Should researchers be allowed to access student data? Are the various pieces of legislation interpreted correctly, or do they leave room for ambiguity? What rights do third-party providers have? These are some of the concerns that advocates and educators tried to address during a conversation on Thursday held by the Software & Information Industry Association, the School Superintendent’s Association and the National Association of State Boards of Education.

Amelia Vance, director of education data and technology in NASBE, suggested that states, districts and schools be on the same page when interpreting data policies.

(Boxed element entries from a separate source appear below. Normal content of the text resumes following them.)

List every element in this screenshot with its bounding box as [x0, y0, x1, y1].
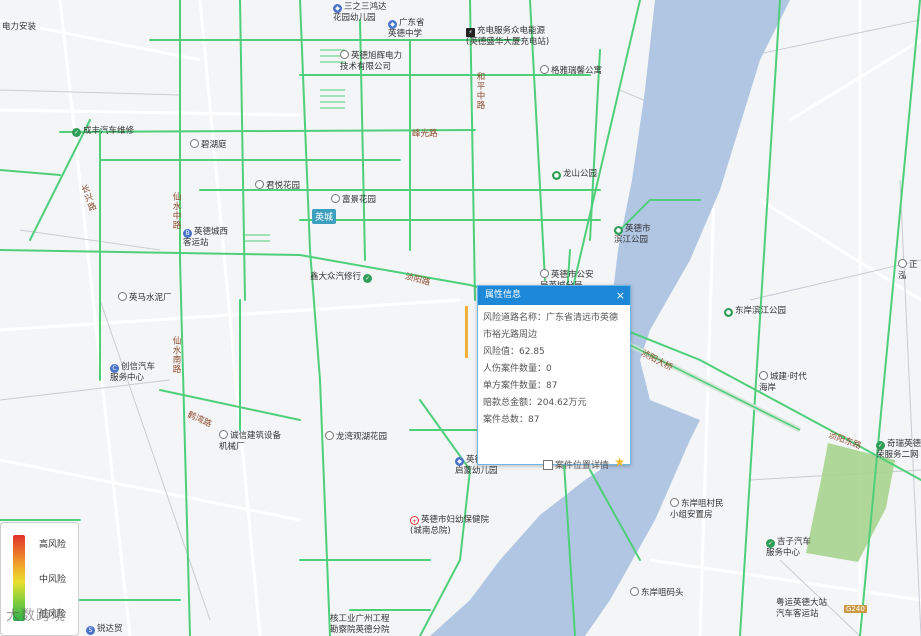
shop-icon: S: [86, 626, 95, 635]
building-icon: [219, 430, 228, 439]
car-service-icon: ✓: [72, 128, 81, 137]
poi-label[interactable]: ● 东岸滨江公园: [724, 306, 786, 317]
road-label: 和平中路: [475, 72, 485, 110]
poi-label[interactable]: B 英德城西 客运站: [183, 227, 243, 249]
building-icon: [118, 292, 127, 301]
field-label: 赔款总金额：: [483, 398, 538, 408]
bus-station-icon: B: [183, 229, 192, 238]
popup-pointer: [465, 306, 468, 358]
risk-value-row: 风险值：62.85: [483, 344, 626, 361]
location-detail-checkbox[interactable]: [543, 460, 553, 470]
school-icon: ◆: [388, 20, 397, 29]
building-icon: [340, 50, 349, 59]
watermark: 大数跨境: [6, 608, 66, 624]
park-icon: ●: [724, 308, 733, 317]
poi-label[interactable]: ✓ 吉子汽车 服务中心: [766, 537, 826, 559]
poi-label[interactable]: 城建·时代 海岸: [759, 371, 819, 394]
compensation-row: 赔款总金额：204.62万元: [483, 395, 626, 412]
popup-title: 属性信息 ×: [478, 286, 630, 305]
single-cases-row: 单方案件数量：87: [483, 378, 626, 395]
highway-shield: G240: [844, 605, 867, 613]
field-label: 案件总数：: [483, 415, 529, 425]
popup-body: 风险道路名称：广东省清远市英德市裕光路周边 风险值：62.85 人伤案件数量：0…: [478, 305, 630, 429]
field-label: 风险道路名称：: [483, 313, 547, 323]
school-icon: ◆: [333, 4, 342, 13]
field-value: 87: [546, 381, 558, 391]
building-icon: [540, 65, 549, 74]
close-icon[interactable]: ×: [616, 286, 625, 305]
attribute-popup: 属性信息 × 风险道路名称：广东省清远市英德市裕光路周边 风险值：62.85 人…: [477, 285, 631, 471]
field-label: 人伤案件数量：: [483, 364, 547, 374]
poi-label[interactable]: 东岸咀村民 小组安置房: [670, 498, 745, 521]
poi-label[interactable]: 正泓: [898, 259, 921, 282]
road-label: 仙水南路: [171, 336, 181, 374]
road-label: 仙水中路: [171, 192, 181, 230]
park-icon: ●: [552, 171, 561, 180]
school-icon: ◆: [455, 457, 464, 466]
district-label: 英城: [312, 209, 337, 224]
road-name-row: 风险道路名称：广东省清远市英德市裕光路周边: [483, 310, 626, 344]
poi-label[interactable]: 东岸咀码头: [630, 587, 684, 599]
field-value: 0: [546, 364, 552, 374]
building-icon: [540, 269, 549, 278]
poi-label[interactable]: ◆ 广东省 英德中学: [388, 18, 425, 40]
field-label: 单方案件数量：: [483, 381, 547, 391]
building-icon: [759, 371, 768, 380]
building-icon: [190, 139, 199, 148]
field-value: 62.85: [519, 347, 545, 357]
building-icon: [255, 180, 264, 189]
poi-label[interactable]: 电力安装: [2, 22, 36, 33]
poi-label[interactable]: + 英德市妇幼保健院 (城南总院): [410, 515, 500, 537]
pier-icon: [630, 587, 639, 596]
poi-label[interactable]: ✓奇瑞英德福 荣服务二网: [876, 439, 921, 461]
poi-label[interactable]: 碧湖庭: [190, 139, 227, 151]
poi-label[interactable]: ● 英德市 滨江公园: [614, 224, 674, 246]
car-service-icon: ✓: [363, 274, 373, 283]
poi-label[interactable]: 核工业广州工程 勘察院英德分院: [330, 614, 420, 636]
car-service-icon: ✓: [876, 441, 885, 450]
star-icon[interactable]: ★: [614, 455, 625, 469]
poi-label[interactable]: ◆ 三之三鸿达 花园幼儿园: [333, 2, 387, 24]
poi-label[interactable]: 英马水泥厂: [118, 292, 172, 304]
building-icon: [898, 259, 907, 268]
car-service-icon: C: [110, 364, 119, 373]
poi-label[interactable]: 英德旭辉电力 技术有限公司: [340, 50, 410, 73]
road-label: 峰光路: [412, 129, 438, 139]
car-service-icon: ✓: [766, 539, 775, 548]
poi-label[interactable]: 格雅瑞馨公寓: [540, 65, 602, 77]
building-icon: [325, 431, 334, 440]
building-icon: [331, 194, 340, 203]
poi-label[interactable]: 鑫大众汽修行 ✓: [310, 272, 374, 283]
poi-label[interactable]: 诚信建筑设备 机械厂: [219, 430, 299, 453]
poi-label[interactable]: 富景花园: [331, 194, 376, 206]
poi-label[interactable]: 君悦花园: [255, 180, 300, 192]
park-icon: ●: [614, 226, 623, 235]
poi-label[interactable]: S 锐达贸: [86, 624, 123, 635]
building-icon: [670, 498, 679, 507]
poi-label[interactable]: C 创信汽车 服务中心: [110, 362, 170, 384]
legend-mid: 中风险: [39, 575, 67, 585]
field-label: 风险值：: [483, 347, 520, 357]
poi-label[interactable]: ✓ 成丰汽车维修: [72, 126, 134, 137]
poi-label[interactable]: 粤运英德大站 汽车客运站: [776, 598, 846, 620]
poi-label[interactable]: 龙湾观湖花园: [325, 431, 387, 443]
hospital-icon: +: [410, 516, 419, 525]
charging-station-icon: ⚡: [466, 28, 475, 37]
location-detail-label[interactable]: 案件位置详情: [555, 458, 609, 471]
total-cases-row: 案件总数：87: [483, 412, 626, 429]
popup-title-text: 属性信息: [485, 290, 522, 300]
injury-cases-row: 人伤案件数量：0: [483, 361, 626, 378]
field-value: 87: [528, 415, 540, 425]
legend-high: 高风险: [39, 540, 67, 550]
poi-label[interactable]: ⚡ 充电服务众电能源 (英德盛华大厦充电站): [466, 26, 576, 48]
field-value: 204.62万元: [537, 398, 587, 408]
poi-label[interactable]: ● 龙山公园: [552, 169, 597, 180]
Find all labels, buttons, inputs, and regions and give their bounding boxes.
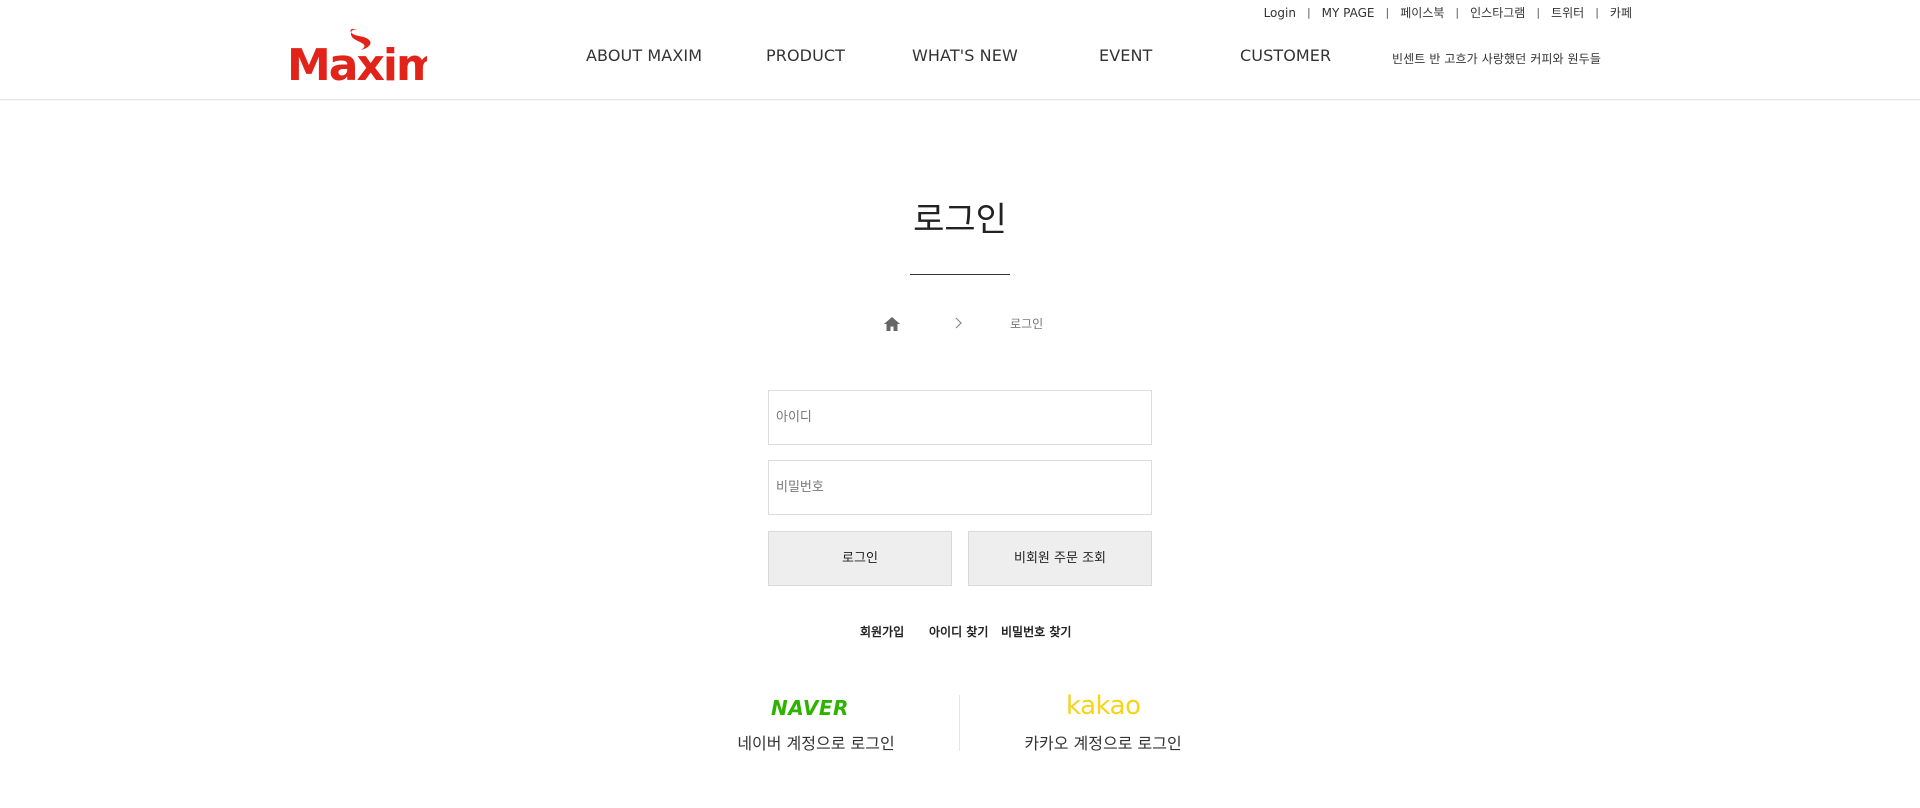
separator: | [1455, 6, 1460, 19]
login-button[interactable]: 로그인 [768, 531, 952, 586]
login-link[interactable]: Login [1264, 6, 1296, 20]
separator: | [1306, 6, 1311, 19]
breadcrumb-current: 로그인 [1010, 317, 1044, 331]
kakao-logo: kakao [1066, 691, 1141, 721]
nav-product[interactable]: PRODUCT [766, 46, 845, 65]
nav-event[interactable]: EVENT [1099, 46, 1152, 65]
find-password-link[interactable]: 비밀번호 찾기 [1001, 623, 1071, 640]
instagram-link[interactable]: 인스타그램 [1470, 4, 1525, 21]
naver-logo: NAVER [771, 696, 849, 720]
nav-about[interactable]: ABOUT MAXIM [586, 46, 702, 65]
separator: | [1536, 6, 1541, 19]
guest-order-button[interactable]: 비회원 주문 조회 [968, 531, 1152, 586]
title-divider [910, 274, 1010, 275]
mypage-link[interactable]: MY PAGE [1322, 6, 1375, 20]
nav-whats-new[interactable]: WHAT'S NEW [912, 46, 1018, 65]
find-id-link[interactable]: 아이디 찾기 [929, 623, 988, 640]
social-divider [959, 695, 960, 751]
cafe-link[interactable]: 카페 [1610, 4, 1632, 21]
join-link[interactable]: 회원가입 [860, 623, 904, 640]
site-header: Login | MY PAGE | 페이스북 | 인스타그램 | 트위터 | 카… [0, 0, 1920, 100]
chevron-right-icon [953, 315, 965, 331]
separator: | [1595, 6, 1599, 19]
nav-customer[interactable]: CUSTOMER [1240, 46, 1331, 65]
nav-promo[interactable]: 빈센트 반 고흐가 사랑했던 커피와 원두들 [1392, 50, 1601, 67]
twitter-link[interactable]: 트위터 [1551, 4, 1584, 21]
kakao-login-label: 카카오 계정으로 로그인 [1024, 734, 1182, 753]
home-icon[interactable] [883, 315, 901, 333]
page-title: 로그인 [913, 200, 1007, 240]
facebook-link[interactable]: 페이스북 [1400, 4, 1444, 21]
separator: | [1385, 6, 1390, 19]
id-input[interactable] [768, 390, 1152, 445]
naver-login-label: 네이버 계정으로 로그인 [737, 734, 895, 753]
password-input[interactable] [768, 460, 1152, 515]
utility-nav: Login | MY PAGE | 페이스북 | 인스타그램 | 트위터 | 카… [1264, 4, 1632, 21]
main-nav: ABOUT MAXIM PRODUCT WHAT'S NEW EVENT CUS… [0, 46, 1920, 70]
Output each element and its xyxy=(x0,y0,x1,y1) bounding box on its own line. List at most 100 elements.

Stakeholders at every level should understand the following fundamental elements:

  • The purpose of the law.
  • Who is in charge of data privacy – schools or service providers.
  • Statewide transparency plans and data security plans.

“It’s important to remember that what gets passed in the legislature is not the only thing that protects students’ information,” Vance said. “We’ve seen a ton of regulations and guidance and executive orders.”

SIIA touted its student privacy pledge, which has been signed by 240 companies since the guidance was rolled out in October 2014. Here are some tips for vendors:

  • Vendors should not change privacy policies without notifying parents or students.
  • Parents and teachers should understand the exact type of personal information that the companies collect.
  • Students or parents should have the right to access and correct the information.

“Companies should have privacy policies that are really easy to follow … to understand what is going on there,” said Brendan Desetti, director of education policy of SIIA.

On the school level, firewalls are automatic safeguards for school information – but it they don’t go far enough in securing sensitive data, said Vincent Scheivert, chief information officer of Albemarle County Public Schools in central Virginia.

“My greatest concern is all the stuff sitting behind the firewalls,” Scheivert said, adding that guidelines and principles about student data privacy should be incorporated into teacher training programs. Here are some things schools should look out for:

  • Before signing the contract with a vendor, test the software or app first to ensure teachers understand what the products do.
  • Discuss and compare the privacy policies of different vendors.
  • Establish a metric to measure the privacy policies of edtech products. Here is an example from Albemarle County Public Schools.

“We have 250 teachers who have the ability to make decisions, to do things in the right way or, potentially, wrong way without guidance,” Scheivert said. “What we focus on is how do we coach our staff, and how do we provide the capability to our staff to be able to make the best decision possible.”